Le petit corps sans vie est descendu dans la tombe de fortune, bringuebalant de tous les côtés alors que les engrenages vétustes tentent tant bien que mal de faire leur travail. Macao jette un regard à Skooma, son meilleur ami, et les deux pouffent. Ninja, elle, trépigne déjà d'impatience. Pourquoi perdre autant de temps à chaque fois qu'il faut enterrer quelqu'un? Elle préférerait retourner courir dans les rues comme elle fait à chaque minute de sa vie. Les Racés auraient dû garder le corps, ça aurait réglé la question.

- C'était ton frère, fait doucement Caramel en mettant un léger coup de coude à Macao.
- Je connais tout le quartier, répond la jeune fille sur le même ton. Je ne vais pas pleurer pour chaque cadavre.

Aussitôt dit, elle s'enfuit de la cérémonie, immédiatement suivie par un groupe de jeunes gens. De toute façon, ça n'allait plus durer très longtemps, et la moitié des personnes qui s'étaient présentées en premier lieu étaient déjà reparties.

- C'était long, râle Ninja avant de partir en courant sur quelques mètres et de revenir vers le groupe. Pourquoi est-on resté aussi longtemps ?
- Tu pouvais partir quand tu voulais, se moque une jeune rousse au petit visage.
Ninja fait la moue puis tourne une fois autour d'un poteau.
- On est restés parce que c'était le frère de Macao, rappelle Skooma.
- C'est même pas son vrai frère, siffle encore la petite.
- Est-ce que quelqu'un ici a une vraie famille? rit doucement le groupe.

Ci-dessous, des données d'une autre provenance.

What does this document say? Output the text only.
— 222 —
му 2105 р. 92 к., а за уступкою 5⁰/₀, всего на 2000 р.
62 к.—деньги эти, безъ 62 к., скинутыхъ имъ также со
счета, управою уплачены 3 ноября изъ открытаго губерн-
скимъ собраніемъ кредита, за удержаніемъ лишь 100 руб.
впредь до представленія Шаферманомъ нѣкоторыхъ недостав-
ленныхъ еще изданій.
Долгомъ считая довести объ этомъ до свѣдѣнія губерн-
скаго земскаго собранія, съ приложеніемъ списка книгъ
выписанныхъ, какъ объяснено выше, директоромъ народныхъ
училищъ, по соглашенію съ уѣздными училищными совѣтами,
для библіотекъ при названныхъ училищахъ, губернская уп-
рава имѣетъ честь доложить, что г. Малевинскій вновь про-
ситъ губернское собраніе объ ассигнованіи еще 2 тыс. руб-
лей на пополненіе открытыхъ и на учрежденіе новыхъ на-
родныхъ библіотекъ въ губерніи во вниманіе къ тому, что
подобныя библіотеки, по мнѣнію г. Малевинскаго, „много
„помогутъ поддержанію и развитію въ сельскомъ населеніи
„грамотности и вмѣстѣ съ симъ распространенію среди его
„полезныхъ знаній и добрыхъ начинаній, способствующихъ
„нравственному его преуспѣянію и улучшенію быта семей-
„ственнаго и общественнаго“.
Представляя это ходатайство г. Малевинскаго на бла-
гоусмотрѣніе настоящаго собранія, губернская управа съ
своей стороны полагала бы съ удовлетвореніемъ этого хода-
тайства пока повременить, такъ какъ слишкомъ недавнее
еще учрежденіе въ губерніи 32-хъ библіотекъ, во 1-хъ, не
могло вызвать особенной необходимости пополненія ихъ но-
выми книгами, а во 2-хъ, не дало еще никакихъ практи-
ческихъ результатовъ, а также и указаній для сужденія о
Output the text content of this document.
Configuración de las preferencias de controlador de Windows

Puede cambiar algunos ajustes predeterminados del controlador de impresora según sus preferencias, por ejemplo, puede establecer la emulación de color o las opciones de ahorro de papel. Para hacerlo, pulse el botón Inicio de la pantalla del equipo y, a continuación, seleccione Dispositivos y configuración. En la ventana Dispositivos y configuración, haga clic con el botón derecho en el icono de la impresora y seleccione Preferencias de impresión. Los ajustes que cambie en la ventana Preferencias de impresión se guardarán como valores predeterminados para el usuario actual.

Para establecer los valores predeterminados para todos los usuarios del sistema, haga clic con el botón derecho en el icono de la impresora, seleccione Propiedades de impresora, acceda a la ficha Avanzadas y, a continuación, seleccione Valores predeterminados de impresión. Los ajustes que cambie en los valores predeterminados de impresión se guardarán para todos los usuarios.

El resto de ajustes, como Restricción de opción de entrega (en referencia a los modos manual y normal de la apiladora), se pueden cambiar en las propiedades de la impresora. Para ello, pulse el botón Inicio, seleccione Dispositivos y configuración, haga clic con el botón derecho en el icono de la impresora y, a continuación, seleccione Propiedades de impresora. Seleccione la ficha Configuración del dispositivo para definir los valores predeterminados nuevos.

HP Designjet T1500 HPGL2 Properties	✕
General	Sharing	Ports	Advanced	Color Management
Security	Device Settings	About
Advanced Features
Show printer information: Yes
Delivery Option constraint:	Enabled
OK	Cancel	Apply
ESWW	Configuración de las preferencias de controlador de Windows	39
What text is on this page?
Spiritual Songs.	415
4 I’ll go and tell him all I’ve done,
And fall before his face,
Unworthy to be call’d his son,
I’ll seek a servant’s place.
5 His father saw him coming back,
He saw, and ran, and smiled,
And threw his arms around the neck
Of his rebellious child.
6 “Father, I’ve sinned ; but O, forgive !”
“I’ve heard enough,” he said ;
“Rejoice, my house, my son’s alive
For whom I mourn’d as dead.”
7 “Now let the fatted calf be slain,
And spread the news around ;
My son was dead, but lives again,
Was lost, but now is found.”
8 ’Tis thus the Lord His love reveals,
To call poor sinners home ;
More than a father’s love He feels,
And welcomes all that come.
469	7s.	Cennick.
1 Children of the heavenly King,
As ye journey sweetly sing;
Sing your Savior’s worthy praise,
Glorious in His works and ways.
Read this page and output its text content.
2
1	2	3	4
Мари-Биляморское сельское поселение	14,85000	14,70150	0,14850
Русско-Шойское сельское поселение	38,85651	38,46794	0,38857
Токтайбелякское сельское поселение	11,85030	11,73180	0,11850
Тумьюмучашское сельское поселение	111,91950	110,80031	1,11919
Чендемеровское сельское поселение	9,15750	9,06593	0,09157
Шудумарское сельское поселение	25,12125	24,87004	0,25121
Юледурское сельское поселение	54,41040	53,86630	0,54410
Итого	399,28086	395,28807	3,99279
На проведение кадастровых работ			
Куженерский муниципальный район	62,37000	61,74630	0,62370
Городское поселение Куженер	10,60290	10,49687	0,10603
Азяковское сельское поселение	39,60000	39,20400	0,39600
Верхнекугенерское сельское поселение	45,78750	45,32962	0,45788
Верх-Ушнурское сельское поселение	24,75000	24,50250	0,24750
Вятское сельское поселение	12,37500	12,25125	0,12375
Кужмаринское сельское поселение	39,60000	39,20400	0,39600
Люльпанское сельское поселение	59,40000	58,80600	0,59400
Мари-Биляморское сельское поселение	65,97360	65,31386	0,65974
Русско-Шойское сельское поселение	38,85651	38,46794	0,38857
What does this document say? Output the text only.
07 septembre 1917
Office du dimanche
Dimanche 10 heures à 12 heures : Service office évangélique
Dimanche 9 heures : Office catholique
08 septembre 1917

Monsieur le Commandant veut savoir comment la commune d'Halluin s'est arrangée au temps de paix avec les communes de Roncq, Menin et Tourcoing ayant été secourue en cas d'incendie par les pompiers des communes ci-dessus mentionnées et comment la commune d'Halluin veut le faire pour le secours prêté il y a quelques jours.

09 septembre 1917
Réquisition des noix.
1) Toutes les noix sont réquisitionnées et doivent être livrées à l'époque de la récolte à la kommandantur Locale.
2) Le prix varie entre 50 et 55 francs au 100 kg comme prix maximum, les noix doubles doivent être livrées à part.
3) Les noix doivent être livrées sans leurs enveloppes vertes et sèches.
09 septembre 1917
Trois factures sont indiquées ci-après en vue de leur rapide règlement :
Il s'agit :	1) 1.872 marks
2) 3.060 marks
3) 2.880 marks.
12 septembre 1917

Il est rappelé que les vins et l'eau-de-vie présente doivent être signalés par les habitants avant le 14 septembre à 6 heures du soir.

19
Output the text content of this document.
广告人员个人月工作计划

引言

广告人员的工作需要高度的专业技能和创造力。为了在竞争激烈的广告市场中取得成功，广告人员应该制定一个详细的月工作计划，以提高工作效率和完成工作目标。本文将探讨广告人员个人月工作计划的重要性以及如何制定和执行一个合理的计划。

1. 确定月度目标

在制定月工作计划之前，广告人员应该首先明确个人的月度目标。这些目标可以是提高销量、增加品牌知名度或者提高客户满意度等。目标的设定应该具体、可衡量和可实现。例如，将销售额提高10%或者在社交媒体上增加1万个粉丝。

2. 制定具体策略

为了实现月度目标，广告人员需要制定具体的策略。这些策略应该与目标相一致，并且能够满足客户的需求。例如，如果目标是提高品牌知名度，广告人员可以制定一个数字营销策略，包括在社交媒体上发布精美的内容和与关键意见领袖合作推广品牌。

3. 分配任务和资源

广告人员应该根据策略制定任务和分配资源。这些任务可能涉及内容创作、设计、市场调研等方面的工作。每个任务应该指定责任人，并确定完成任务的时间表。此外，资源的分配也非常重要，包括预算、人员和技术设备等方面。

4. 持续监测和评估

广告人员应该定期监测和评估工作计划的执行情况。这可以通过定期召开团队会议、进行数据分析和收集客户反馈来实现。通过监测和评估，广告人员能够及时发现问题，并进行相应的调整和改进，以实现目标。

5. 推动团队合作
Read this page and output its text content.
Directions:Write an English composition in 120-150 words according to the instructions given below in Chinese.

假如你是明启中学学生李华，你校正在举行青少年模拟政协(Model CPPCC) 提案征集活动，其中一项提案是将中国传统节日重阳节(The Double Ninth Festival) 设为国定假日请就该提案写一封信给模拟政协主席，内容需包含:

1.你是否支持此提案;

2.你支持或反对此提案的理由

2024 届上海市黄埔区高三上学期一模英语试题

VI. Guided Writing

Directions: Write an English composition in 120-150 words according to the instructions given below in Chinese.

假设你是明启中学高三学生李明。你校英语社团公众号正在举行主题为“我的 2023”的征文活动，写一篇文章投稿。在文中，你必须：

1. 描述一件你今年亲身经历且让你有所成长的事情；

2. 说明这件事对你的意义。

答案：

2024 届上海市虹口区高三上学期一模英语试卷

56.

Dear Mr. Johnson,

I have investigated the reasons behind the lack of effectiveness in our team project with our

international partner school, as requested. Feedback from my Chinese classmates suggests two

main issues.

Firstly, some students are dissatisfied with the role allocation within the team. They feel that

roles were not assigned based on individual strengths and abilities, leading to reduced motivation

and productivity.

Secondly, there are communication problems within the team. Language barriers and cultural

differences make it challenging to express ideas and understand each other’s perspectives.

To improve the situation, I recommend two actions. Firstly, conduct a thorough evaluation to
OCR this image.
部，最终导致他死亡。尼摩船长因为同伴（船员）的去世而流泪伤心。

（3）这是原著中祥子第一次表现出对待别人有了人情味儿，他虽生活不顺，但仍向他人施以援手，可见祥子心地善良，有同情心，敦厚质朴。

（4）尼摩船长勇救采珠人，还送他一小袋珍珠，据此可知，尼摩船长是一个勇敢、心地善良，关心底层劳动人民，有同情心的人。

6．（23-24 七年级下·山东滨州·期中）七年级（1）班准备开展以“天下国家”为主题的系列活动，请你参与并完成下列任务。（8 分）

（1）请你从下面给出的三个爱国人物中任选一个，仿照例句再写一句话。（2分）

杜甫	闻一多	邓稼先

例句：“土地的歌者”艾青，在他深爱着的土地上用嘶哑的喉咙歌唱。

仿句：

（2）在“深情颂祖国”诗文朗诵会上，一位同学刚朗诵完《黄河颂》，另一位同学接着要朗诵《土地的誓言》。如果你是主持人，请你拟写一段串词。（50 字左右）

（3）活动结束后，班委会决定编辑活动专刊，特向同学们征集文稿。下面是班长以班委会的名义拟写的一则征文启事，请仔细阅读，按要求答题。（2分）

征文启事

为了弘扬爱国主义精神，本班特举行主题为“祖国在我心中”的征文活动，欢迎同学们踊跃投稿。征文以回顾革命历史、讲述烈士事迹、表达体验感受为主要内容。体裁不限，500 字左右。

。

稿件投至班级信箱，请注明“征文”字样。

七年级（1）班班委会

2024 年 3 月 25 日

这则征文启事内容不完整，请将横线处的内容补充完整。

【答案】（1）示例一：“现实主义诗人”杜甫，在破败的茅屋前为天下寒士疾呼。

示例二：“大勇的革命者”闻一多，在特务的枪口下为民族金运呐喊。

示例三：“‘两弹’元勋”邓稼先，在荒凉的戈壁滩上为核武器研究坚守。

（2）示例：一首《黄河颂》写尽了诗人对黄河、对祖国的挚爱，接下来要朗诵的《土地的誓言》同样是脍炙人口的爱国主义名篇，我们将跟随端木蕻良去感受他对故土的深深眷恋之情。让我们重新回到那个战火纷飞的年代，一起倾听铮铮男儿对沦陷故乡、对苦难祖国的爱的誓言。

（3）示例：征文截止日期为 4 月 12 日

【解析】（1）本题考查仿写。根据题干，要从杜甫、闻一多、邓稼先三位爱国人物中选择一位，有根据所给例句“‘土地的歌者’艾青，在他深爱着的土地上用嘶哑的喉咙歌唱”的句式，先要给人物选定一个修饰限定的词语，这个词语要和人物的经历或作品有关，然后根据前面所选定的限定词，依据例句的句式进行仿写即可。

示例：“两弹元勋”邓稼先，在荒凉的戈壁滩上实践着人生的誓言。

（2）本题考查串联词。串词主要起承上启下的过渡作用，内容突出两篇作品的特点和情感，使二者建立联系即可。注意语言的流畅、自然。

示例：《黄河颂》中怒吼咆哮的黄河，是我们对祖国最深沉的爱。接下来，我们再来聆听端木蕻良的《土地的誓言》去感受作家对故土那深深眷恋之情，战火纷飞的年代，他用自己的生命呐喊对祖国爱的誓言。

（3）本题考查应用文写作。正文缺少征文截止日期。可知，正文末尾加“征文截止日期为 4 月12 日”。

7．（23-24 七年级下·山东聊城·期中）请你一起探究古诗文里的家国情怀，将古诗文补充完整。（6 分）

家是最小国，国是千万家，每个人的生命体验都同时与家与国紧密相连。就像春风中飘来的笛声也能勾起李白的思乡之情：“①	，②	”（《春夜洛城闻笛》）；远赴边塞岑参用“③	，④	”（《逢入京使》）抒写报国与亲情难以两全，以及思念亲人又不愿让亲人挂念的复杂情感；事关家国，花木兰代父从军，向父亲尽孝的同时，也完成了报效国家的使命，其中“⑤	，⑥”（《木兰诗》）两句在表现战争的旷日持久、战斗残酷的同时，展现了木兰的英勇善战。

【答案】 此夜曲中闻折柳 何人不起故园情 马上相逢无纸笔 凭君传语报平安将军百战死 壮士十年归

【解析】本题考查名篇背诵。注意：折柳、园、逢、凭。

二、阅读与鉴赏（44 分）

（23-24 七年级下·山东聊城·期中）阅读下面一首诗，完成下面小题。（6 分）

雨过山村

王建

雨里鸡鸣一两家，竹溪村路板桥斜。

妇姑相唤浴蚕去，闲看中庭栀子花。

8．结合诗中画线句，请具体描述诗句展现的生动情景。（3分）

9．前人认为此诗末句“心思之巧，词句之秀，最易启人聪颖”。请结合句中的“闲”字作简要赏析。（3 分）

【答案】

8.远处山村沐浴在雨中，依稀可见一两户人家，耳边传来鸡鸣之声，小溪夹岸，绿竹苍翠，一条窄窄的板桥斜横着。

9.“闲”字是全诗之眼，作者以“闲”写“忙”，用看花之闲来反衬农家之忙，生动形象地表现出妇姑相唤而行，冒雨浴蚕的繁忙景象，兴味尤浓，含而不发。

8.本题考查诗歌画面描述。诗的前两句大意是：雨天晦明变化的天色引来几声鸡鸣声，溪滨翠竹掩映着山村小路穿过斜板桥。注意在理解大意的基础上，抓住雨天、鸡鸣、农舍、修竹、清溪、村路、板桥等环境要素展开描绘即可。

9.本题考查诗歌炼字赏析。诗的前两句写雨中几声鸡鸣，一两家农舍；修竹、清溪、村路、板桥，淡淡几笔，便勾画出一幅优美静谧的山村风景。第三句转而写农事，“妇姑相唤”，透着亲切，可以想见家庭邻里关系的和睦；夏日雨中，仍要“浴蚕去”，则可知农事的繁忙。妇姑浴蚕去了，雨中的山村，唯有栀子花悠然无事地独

Les pieds dans la boue, les vêtements usés et le nez froid, les habitants de la Périphérie doivent s'estimer heureux lorsqu'ils ont le ventre plein. Tous les jours, les cimetières et fosses communes se remplissent, et sont creusées toujours plus grandes, créant de véritables douves et murailles autour de la ville. Il n'y a rien après, inutile d'aller chercher une meilleure vie. Après, c'est le désert. Le désert, les douves et les murailles, la Périphérie, puis la Ville.

La Ville, c'est un rêve. Macao y est déjà allée, malgré les interdictions, et elle y va encore parfois. Le secret, dit-elle, c'est de garder les yeux fixés sur le sol. Et c'est bien suffisant. Rien que là, il y a tant à voir. Des couleurs, des pierres de mille sortes, parfois même des parterres de fleurs, de l'herbe tendre et verte, et surtout, surtout, les chaussures des Racés. Escarpins, bottines, souliers, cuir, lin, plastique... C'est toute une vie à découvrir au ras-du-sol.

Mais surtout, ne pas lever les yeux. C'est ce qui avait tué son frère, de lever les yeux. A force d'entendre les histoires de sa sœur, et malgré les interdictions de Caramel, le petit Platon avait fini par courir jusqu'aux ponts qui séparent la Ville de la Périphérie, en traverser un en courant, enlever ses chaussures boueuses à la sortie et entrer dans la Ville. Mais, béat, il n'avait pas eu le temps de faire un pas qu'il avait croisé des regards. Et les bâtards de la Périphérie ne doivent pas regarder les Racés dans les yeux. C'est simple, c'est la règle.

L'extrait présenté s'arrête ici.